Wednesday, August 26, 2009
Looks like more ponies
Posted by Stacy-Marie Ishmael on Aug 26 16:59.
Back in April, the Federal Reserve released the methodology for its stress-testing (scratch that, IQ testing-AM) of the major US financial institutions. The Fed’s models included a “baseline” scenario for economic conditions in the US and a “stressed” scenario:
The baseline assessment averages the projections published by Consensus Forecasts, the Blue Chip survey, and the Survey of Professional Forecasters.

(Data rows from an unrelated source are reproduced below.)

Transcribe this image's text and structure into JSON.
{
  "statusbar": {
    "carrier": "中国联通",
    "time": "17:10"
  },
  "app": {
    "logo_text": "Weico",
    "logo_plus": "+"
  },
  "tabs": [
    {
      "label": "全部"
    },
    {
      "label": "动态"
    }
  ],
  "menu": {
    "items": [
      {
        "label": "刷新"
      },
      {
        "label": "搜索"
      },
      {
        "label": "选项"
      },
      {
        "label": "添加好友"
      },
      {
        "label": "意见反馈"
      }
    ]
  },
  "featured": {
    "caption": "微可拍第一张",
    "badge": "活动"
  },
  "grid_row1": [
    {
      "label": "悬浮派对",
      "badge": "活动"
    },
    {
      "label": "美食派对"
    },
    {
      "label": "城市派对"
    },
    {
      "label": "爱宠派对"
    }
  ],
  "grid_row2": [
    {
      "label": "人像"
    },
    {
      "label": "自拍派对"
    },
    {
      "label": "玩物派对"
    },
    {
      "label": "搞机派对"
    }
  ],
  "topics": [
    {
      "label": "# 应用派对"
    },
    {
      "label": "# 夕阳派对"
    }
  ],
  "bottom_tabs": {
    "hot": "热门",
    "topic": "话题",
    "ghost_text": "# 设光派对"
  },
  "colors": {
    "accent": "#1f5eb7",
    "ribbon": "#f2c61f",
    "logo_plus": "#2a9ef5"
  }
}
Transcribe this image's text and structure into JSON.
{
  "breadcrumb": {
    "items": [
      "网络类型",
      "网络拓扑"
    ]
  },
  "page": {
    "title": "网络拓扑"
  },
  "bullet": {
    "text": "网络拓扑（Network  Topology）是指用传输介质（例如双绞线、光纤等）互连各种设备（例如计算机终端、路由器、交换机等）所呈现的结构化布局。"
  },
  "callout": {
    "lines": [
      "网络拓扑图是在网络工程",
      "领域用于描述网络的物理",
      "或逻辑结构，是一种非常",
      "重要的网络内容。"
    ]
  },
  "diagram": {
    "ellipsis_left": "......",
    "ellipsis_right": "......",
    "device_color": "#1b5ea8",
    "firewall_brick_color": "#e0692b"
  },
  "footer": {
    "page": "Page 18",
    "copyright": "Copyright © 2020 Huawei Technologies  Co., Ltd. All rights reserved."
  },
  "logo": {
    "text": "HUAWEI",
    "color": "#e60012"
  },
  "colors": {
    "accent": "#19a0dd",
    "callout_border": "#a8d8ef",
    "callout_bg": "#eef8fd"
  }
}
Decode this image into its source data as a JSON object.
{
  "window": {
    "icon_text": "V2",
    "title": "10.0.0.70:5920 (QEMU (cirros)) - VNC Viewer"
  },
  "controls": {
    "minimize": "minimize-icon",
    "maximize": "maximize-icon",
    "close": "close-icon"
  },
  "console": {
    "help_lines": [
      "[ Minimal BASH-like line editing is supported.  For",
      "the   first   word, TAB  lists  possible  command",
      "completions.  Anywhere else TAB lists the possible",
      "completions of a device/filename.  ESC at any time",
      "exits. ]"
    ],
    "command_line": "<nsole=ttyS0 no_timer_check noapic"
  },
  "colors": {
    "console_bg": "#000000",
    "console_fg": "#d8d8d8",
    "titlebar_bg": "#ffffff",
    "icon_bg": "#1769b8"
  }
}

It assumes a 2.0% GDP decline in 2009 and a 2.1% GDP gain in 2010, unemployment reaching 8.4% in 2009 and 8.8% in 2010, and house prices falling 14% in 2009 and 4% in 2010.
Supervisors also compiled a more “severe but plausible” scenario, which assumes a 3.3% GDP decline in 2009 and 0.5% GDP gain in 2010, unemployment at 8.9% in 2009 and 10.3% in 2010 and house prices down 22% in 2009 and 7% in 2010.
And as Bank of America Merill Lynch analyst Hans Mikkelsen noted on Wednesday, reality is fast catching up with even the more adverse scenario:
The Congressional Budget Office (CBO) and the White House (Office of Management and Budget) issued updated budgets with large deficits for the coming years.
In terms of underlying economic assumptions both now expect unemployment rates consistent with the more adverse stress scenario of 8.9% in 2009 and 10.3% in 2010 used in the Fed’s bank stress tests concluded as recently as early May.